Stale Versus Hard-Invalid Outcomes¶

The registry intentionally distinguishes “unusable stale state” from “this would target the wrong session.”

Storage-level stale outcomes¶

resolve_live_agent_record() returns no live record when the stored record.json is:

missing,
malformed JSON,
schema-invalid under the strict model,
expired,
published under a different canonical name than the requested name lookup,
ambiguous because more than one fresh agent_id matches the requested canonical name.

Those cases are treated as not-found or stale discovery state rather than as a live result.

Runtime-level hard validation outcomes¶

After a fresh record is found, name-based control still validates the pointers it is about to trust.

That path still fails explicitly when:

runtime.manifest_path is not absolute,
the manifest file no longer exists,
the resolved manifest backend is not tmux-backed,
the persisted tmux session handle in the manifest does not match the addressed tmux session,
the canonical agent name must be learned from manifest or registry metadata rather than inferred from tmux session naming alone,
runtime.agent_def_dir is required but missing, non-absolute, or stale and no explicit --agent-def-dir override was supplied.

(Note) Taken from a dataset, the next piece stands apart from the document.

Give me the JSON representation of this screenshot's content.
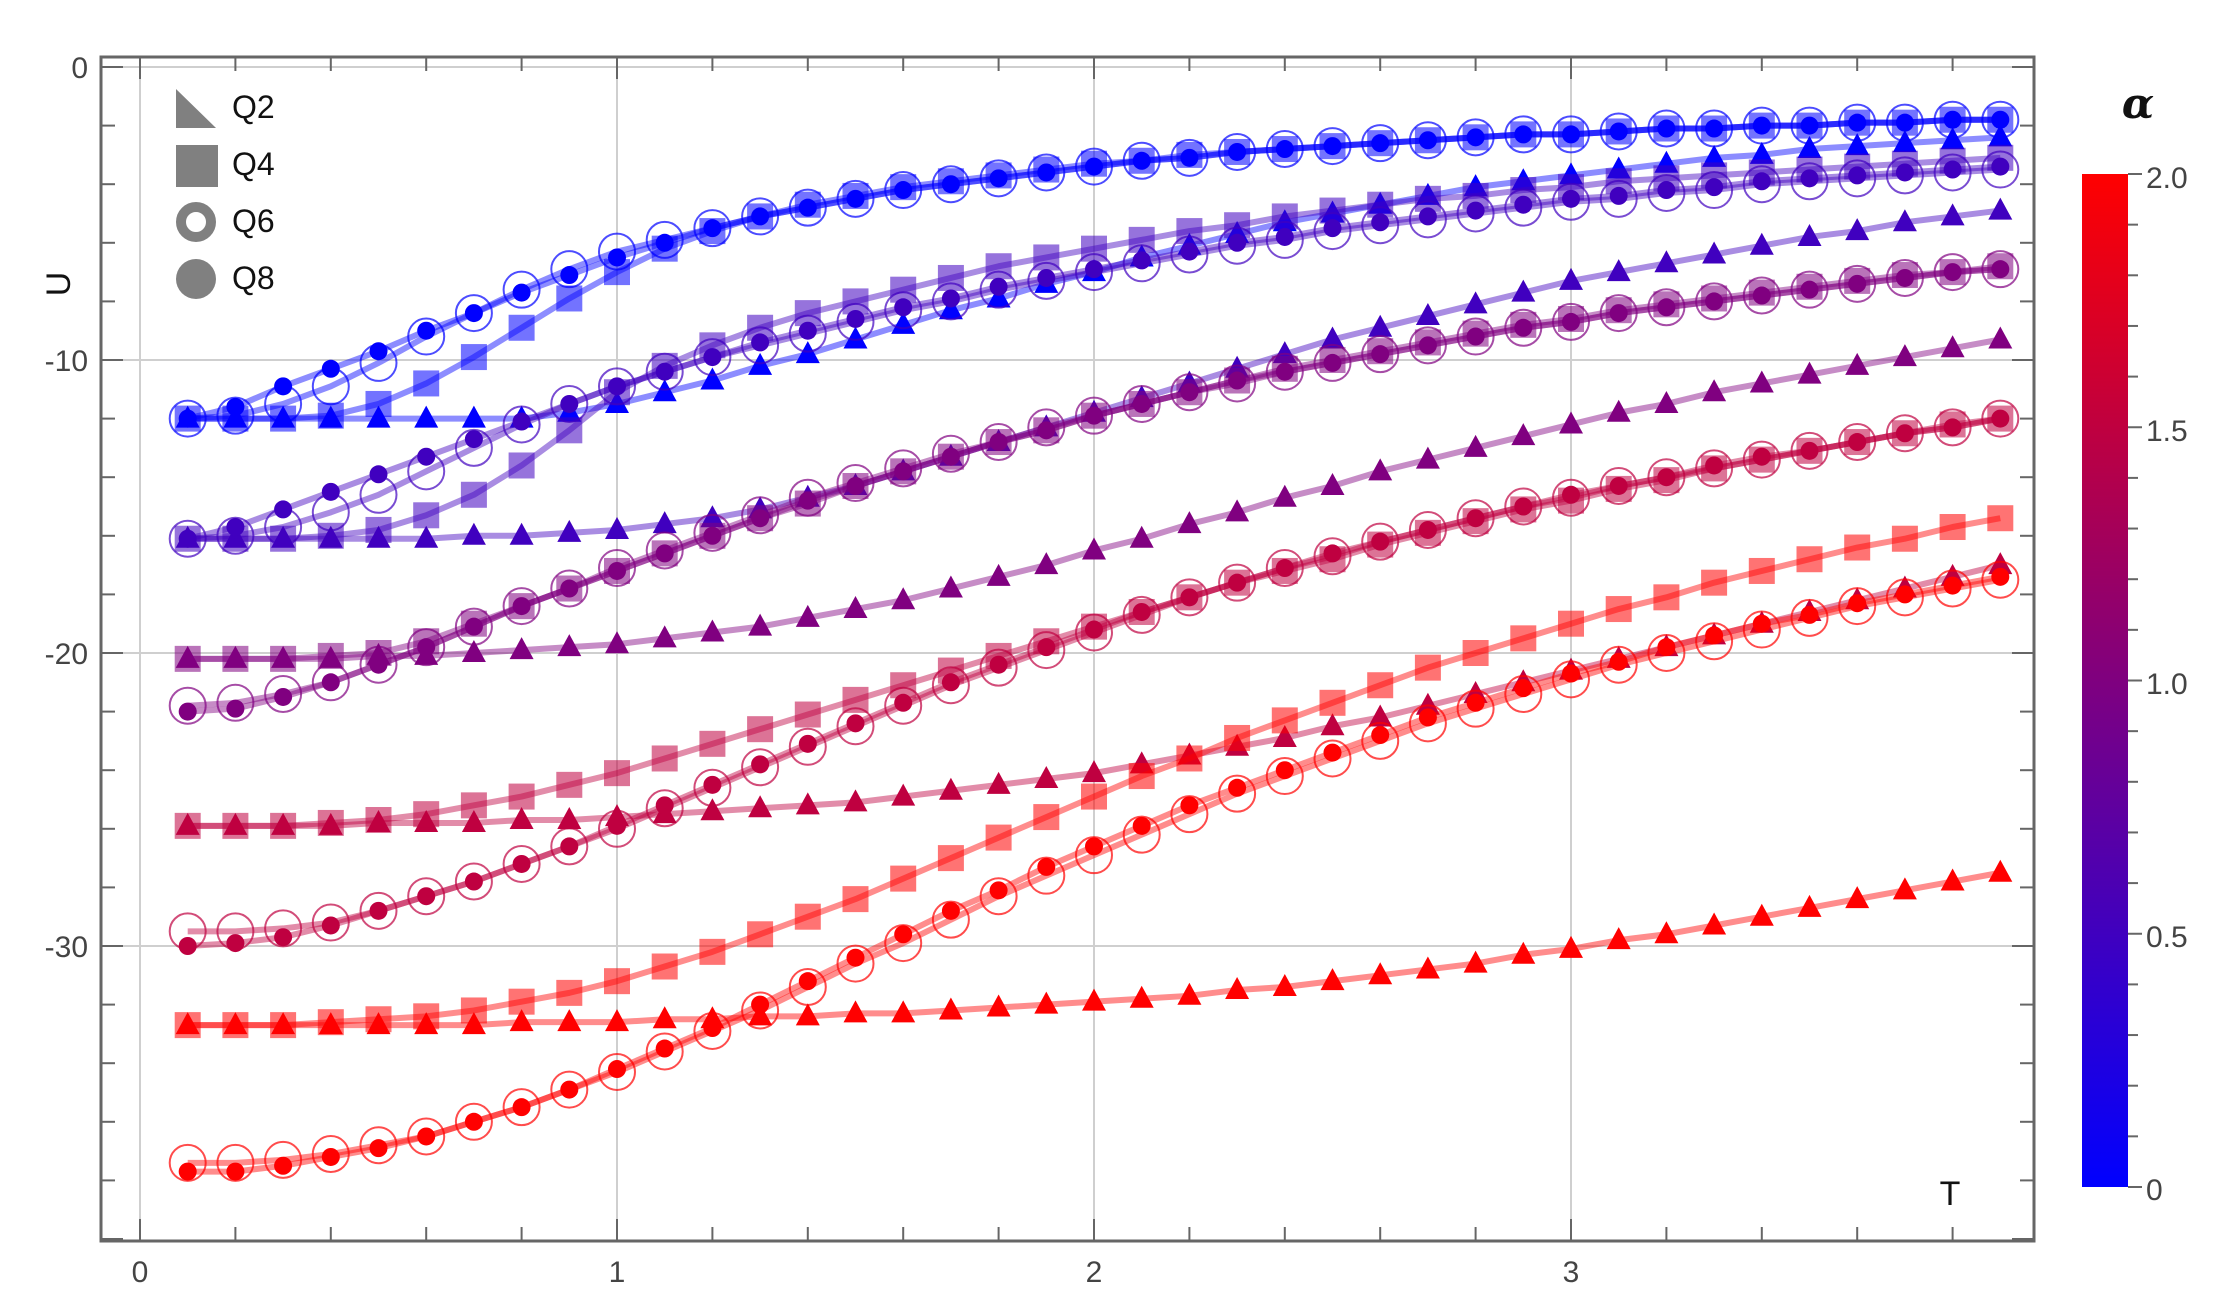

That split is intentional:

malformed or expired registry state should not block recovery forever,
but a fresh record that points at the wrong session should not silently recover to some other target.

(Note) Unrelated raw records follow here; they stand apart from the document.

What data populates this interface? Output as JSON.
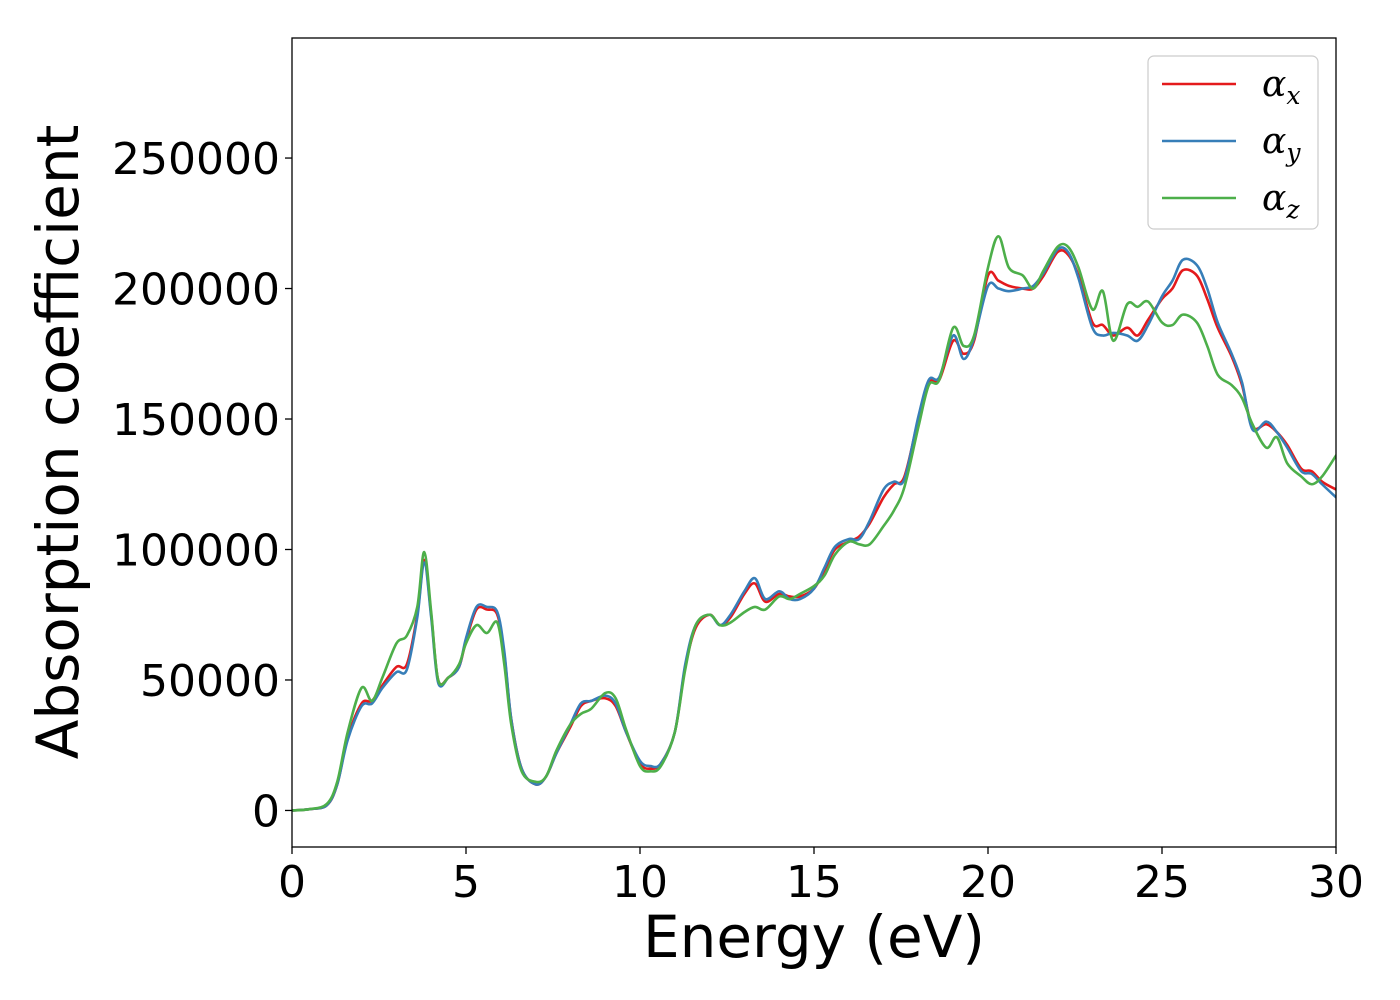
{
  "chart_data": {
    "type": "line",
    "title": "",
    "xlabel": "Energy (eV)",
    "ylabel": "Absorption coefficient",
    "xlim": [
      0,
      30
    ],
    "ylim": [
      -14000,
      296000
    ],
    "xticks": [
      0,
      5,
      10,
      15,
      20,
      25,
      30
    ],
    "xtick_labels": [
      "0",
      "5",
      "10",
      "15",
      "20",
      "25",
      "30"
    ],
    "yticks": [
      0,
      50000,
      100000,
      150000,
      200000,
      250000
    ],
    "ytick_labels": [
      "0",
      "50000",
      "100000",
      "150000",
      "200000",
      "250000"
    ],
    "grid": false,
    "legend_position": "top-right",
    "x": [
      0,
      0.5,
      1,
      1.3,
      1.6,
      2,
      2.3,
      2.6,
      3,
      3.3,
      3.6,
      3.8,
      4,
      4.2,
      4.5,
      4.8,
      5,
      5.3,
      5.6,
      5.9,
      6.1,
      6.3,
      6.6,
      7,
      7.3,
      7.6,
      8,
      8.3,
      8.6,
      9,
      9.3,
      9.6,
      10,
      10.3,
      10.6,
      11,
      11.3,
      11.6,
      12,
      12.3,
      12.6,
      13,
      13.3,
      13.6,
      14,
      14.3,
      14.6,
      15,
      15.3,
      15.6,
      16,
      16.3,
      16.6,
      17,
      17.3,
      17.6,
      18,
      18.3,
      18.6,
      19,
      19.3,
      19.6,
      20,
      20.3,
      20.6,
      21,
      21.3,
      21.6,
      22,
      22.3,
      22.6,
      23,
      23.3,
      23.6,
      24,
      24.3,
      24.6,
      25,
      25.3,
      25.6,
      26,
      26.3,
      26.6,
      27,
      27.3,
      27.6,
      28,
      28.3,
      28.6,
      29,
      29.3,
      29.6,
      30
    ],
    "series": [
      {
        "name": "α_x",
        "label_base": "α",
        "label_sub": "x",
        "color": "#e41a1c",
        "values": [
          0,
          500,
          2000,
          10000,
          28000,
          41000,
          42000,
          48000,
          55000,
          56000,
          75000,
          96000,
          75000,
          50000,
          51000,
          55000,
          65000,
          77000,
          77000,
          75000,
          60000,
          35000,
          16000,
          10000,
          13000,
          22000,
          32000,
          40000,
          42000,
          43000,
          40000,
          30000,
          18000,
          16000,
          18000,
          30000,
          55000,
          70000,
          75000,
          71000,
          74000,
          83000,
          87000,
          80000,
          83000,
          82000,
          82000,
          85000,
          92000,
          100000,
          103000,
          105000,
          110000,
          120000,
          125000,
          128000,
          150000,
          164000,
          165000,
          180000,
          175000,
          180000,
          205000,
          203000,
          201000,
          200000,
          200000,
          205000,
          214000,
          213000,
          205000,
          187000,
          186000,
          182000,
          185000,
          182000,
          188000,
          196000,
          200000,
          207000,
          205000,
          196000,
          185000,
          174000,
          163000,
          147000,
          148000,
          145000,
          140000,
          131000,
          130000,
          126000,
          123000
        ]
      },
      {
        "name": "α_y",
        "label_base": "α",
        "label_sub": "y",
        "color": "#377eb8",
        "values": [
          0,
          500,
          2000,
          10000,
          27000,
          40000,
          41000,
          47000,
          53000,
          54000,
          74000,
          95000,
          74000,
          49000,
          51000,
          55000,
          66000,
          78000,
          78000,
          76000,
          61000,
          35000,
          16000,
          10000,
          13000,
          22000,
          33000,
          41000,
          42000,
          44000,
          41000,
          30000,
          19000,
          17000,
          18000,
          30000,
          56000,
          71000,
          75000,
          71000,
          75000,
          84000,
          89000,
          81000,
          84000,
          81000,
          81000,
          85000,
          93000,
          101000,
          104000,
          104000,
          111000,
          123000,
          126000,
          127000,
          151000,
          165000,
          166000,
          182000,
          173000,
          181000,
          201000,
          200000,
          199000,
          200000,
          201000,
          206000,
          215000,
          214000,
          204000,
          185000,
          182000,
          183000,
          182000,
          180000,
          186000,
          197000,
          203000,
          211000,
          209000,
          200000,
          187000,
          175000,
          164000,
          146000,
          149000,
          145000,
          139000,
          130000,
          129000,
          125000,
          120000
        ]
      },
      {
        "name": "α_z",
        "label_base": "α",
        "label_sub": "z",
        "color": "#4daf4a",
        "values": [
          0,
          500,
          2500,
          11000,
          30000,
          47000,
          42000,
          51000,
          64000,
          67000,
          78000,
          99000,
          76000,
          50000,
          51000,
          56000,
          64000,
          71000,
          68000,
          72000,
          56000,
          33000,
          15000,
          11000,
          13000,
          23000,
          33000,
          37000,
          39000,
          45000,
          43000,
          31000,
          17000,
          15000,
          17000,
          30000,
          54000,
          71000,
          75000,
          71000,
          72000,
          76000,
          78000,
          77000,
          82000,
          81000,
          83000,
          86000,
          90000,
          98000,
          103000,
          102000,
          102000,
          109000,
          115000,
          124000,
          147000,
          163000,
          165000,
          185000,
          178000,
          182000,
          208000,
          220000,
          208000,
          205000,
          200000,
          207000,
          216000,
          216000,
          208000,
          192000,
          199000,
          180000,
          194000,
          193000,
          195000,
          187000,
          186000,
          190000,
          187000,
          178000,
          167000,
          163000,
          158000,
          148000,
          139000,
          143000,
          133000,
          128000,
          125000,
          128000,
          136000
        ]
      }
    ]
  }
}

Known-Name Resolution Flow¶

At the registry-storage layer, two lookup modes exist:

direct lookup by authoritative agent_id using live_agents/<agent-id>/record.json,
convenience lookup by canonical agent name by scanning live records and returning one unique fresh match.

Name-based lookup can therefore report ambiguity when multiple live agent_ids share one canonical name.

Remove And Cleanup Ownership Boundaries¶

Two cleanup paths exist:

targeted removal during authoritative runtime teardown,
stale-directory cleanup through houmao-mgr admin cleanup registry.

Targeted teardown removal is guarded by generation_id:

if the stored record still belongs to another generation, the caller does not remove it.

Stale cleanup is broader:

missing record.json,
malformed records,
expired records beyond the cleanup grace period

are removal candidates regardless of who originally created them.

Current Implementation Notes¶

Publication is lock-free and uses compare-then-replace semantics, so the design tolerates a narrow race window while still requiring the losing generation to stand down later.
Storage-level resolution returning None does not mean name-based runtime control will always succeed when a record exists; manifest and agent-definition validation still happens after record lookup.
Explicit --agent-def-dir overrides beat registry-published runtime.agent_def_dir.